Cet article concerne quelques modalités de mises en scène du groupe, dans le but non seulement de préciser la diversité et l’originalité de ses créations scéniques mais aussi d’expliciter les particularités de leur théâtralité.

 

Les arts de la scène dans les créations du Corpo

 

Traduction de l’expression allemande « Tanztheather », le terme « danse-théâtre » a été forgé par Rudolf Von Laban pour décrire un art de la scène dont les chorégraphies incorporent, dans une forme narrative, des gestes et des mouvements autant abstraits que quotidiens. Il s’agit d’une danse théâtralisée où les danseurs représentent des personnages. Dans ses travaux, Pina Baush a en effet toujours mêlé la danse aux paroles, les gestes du quotidien aux mouvements abstraits. Dans le Tanzthether , le corps parle et devient l’instrument privilégié de l’expression.

 

Travail préliminaire dans d’élaboration des spectacles, le choix de la musique a toujours conditionné et orienté tout le processus de création d’une compagnie de danse-théâtre. Si le premier spectacle du groupe, intitulé Corpo en 1975, et le deuxième Maria, Maria, ont été conçus à partir d’une musique originale du chanteur brésilien Milton Nascimento, avec la chorégraphie de l’argentin Oscar Ruiz, l’identité artistique du Corpo ne commence véritablement qu’à partir de 1985, lorsque Rodrigo Pederneiras devient le directeur artistique de la compagnie, orientant ses choix musicaux non seulement vers les musiques d’auteurs brésiliens contemporains mais aussi vers les compositeurs classiques. En effet, plusieurs spectacles du groupe ont pour titre le nom d’un compositeur ou renvoient au lexique musical : Sonata (1984), Prelúdios (1985, musique de Chopin), Rapsódia, Bach (1996), Schumann Ballet (1988), Bachiana (1986), Três Concertos (1991), Lecuona (pianiste et compositeur cubain (2004), etc. En 1989, le Corpo a mis en scène Missa do Orfanato, avec la musique de Mozart modelant les corps des acteurs dont les gestes visaient à recomposer plastiquement les mélodies. La pièce suivante, A criação (1990), a été conçue à partir de l’oratoire de Joseph Hayden, et les suivantes, Três Concertos (1991) et Variações Enigma, ont eu pour support la musique du compositeur baroque allemand Telemann pour la première, et du compositeur anglais Edward Elgar pour la deuxième.
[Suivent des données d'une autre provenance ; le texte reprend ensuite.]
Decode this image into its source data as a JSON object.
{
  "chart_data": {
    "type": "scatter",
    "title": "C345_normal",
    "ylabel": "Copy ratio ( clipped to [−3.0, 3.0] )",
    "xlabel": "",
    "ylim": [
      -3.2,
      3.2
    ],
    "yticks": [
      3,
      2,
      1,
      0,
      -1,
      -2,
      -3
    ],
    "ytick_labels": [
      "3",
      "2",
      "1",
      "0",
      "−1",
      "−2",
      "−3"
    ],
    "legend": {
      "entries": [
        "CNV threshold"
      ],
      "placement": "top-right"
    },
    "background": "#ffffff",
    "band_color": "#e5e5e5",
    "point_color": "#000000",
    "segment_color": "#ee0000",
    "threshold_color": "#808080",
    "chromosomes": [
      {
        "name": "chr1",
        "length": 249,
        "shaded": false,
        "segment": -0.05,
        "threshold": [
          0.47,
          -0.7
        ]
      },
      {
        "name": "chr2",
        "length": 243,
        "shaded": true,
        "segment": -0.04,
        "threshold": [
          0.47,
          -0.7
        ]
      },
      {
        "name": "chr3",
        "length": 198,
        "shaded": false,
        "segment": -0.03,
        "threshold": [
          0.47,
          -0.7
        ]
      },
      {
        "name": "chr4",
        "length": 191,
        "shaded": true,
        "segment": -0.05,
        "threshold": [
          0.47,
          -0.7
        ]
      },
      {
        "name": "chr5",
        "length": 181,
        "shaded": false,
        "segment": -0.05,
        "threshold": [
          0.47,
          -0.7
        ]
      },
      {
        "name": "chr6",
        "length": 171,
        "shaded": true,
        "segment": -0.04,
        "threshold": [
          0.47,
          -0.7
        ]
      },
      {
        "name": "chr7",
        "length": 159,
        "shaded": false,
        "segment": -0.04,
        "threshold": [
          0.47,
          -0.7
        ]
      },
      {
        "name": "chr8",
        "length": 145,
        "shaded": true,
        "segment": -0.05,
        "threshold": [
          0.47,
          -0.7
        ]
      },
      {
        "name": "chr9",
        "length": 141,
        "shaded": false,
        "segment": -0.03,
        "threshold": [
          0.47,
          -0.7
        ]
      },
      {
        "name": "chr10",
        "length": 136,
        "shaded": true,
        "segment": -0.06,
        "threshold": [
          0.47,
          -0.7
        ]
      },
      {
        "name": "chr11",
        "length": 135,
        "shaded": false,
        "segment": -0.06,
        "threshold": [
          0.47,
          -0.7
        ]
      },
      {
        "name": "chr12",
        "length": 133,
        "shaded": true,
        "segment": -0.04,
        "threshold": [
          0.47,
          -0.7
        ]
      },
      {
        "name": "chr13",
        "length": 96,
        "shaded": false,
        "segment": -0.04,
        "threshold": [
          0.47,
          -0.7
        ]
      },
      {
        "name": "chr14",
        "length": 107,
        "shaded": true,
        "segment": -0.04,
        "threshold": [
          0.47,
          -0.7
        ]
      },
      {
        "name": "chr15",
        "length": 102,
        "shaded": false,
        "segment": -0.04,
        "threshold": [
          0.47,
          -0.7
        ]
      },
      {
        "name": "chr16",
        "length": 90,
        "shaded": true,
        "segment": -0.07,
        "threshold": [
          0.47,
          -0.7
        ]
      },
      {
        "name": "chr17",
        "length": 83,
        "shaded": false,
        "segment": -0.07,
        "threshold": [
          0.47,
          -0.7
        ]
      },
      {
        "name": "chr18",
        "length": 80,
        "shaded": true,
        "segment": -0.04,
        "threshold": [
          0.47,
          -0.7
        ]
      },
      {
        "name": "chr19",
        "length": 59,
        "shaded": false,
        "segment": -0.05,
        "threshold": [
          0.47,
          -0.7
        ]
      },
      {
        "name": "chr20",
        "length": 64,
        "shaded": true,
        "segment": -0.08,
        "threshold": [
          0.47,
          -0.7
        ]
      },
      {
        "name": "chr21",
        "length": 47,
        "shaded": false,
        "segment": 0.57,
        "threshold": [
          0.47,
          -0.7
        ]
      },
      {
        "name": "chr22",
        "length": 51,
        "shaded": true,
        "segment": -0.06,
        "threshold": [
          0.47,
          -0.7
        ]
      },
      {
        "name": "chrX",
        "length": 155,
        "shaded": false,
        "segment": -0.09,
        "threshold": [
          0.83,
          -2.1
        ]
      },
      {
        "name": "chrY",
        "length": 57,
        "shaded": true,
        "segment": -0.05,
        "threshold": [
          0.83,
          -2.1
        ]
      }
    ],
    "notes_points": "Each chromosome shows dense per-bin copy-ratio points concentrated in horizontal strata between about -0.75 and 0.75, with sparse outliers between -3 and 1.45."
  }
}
Différents compositeurs brésiliens ont été célébrés dans le choix des intitulés des travaux du Corpo, comme le musicien classique Carlos Gomes / Sonata (1986). Depuis la création du groupe, des compositeurs brésiliens de musique populaire ont été sollicités à produire des chansons pour les spectacles du Corpo, comme Caetano Veloso, Milton Nascimento, Lenine, José Miguel Wisnik, Tom Zé, pour ne citer qu’eux.

 

Dès le départ, le groupe a su construire un langage chorégraphique spécifique associant la technique classique à une nouvelle lecture des mouvements spécifiques de danses populaires du Brésil, comme la samba et la capoeira. Les mises en scène du Corpo mêlent ainsi la danse moderne au ballet classique, mais aussi à la rumba, au tango, à la capoeira, au funky, aux danses percussives africaines… La scénographie distinctive et éclatée du Corpo vient souvent des constantes ruptures musicales conditionnant des changements de rythmes, de danses et de postures corporelles. Si les premières pièces du groupe ont été conçues à partir de créations musicales classiques, la plupart de celles qui s’ensuivent ont eu pour support musical des travaux de compositeurs brésiliens contemporains. Mis en scène en 1992, le spectacle intitulé 21 a ouvert une nouvelle étape du Corpo. Composée par Marco Antônio Guimarães, la musique s’articulait rythmiquement en fonction des divisions du numéro 21 dessinant par l’éclairage l’espace scénique.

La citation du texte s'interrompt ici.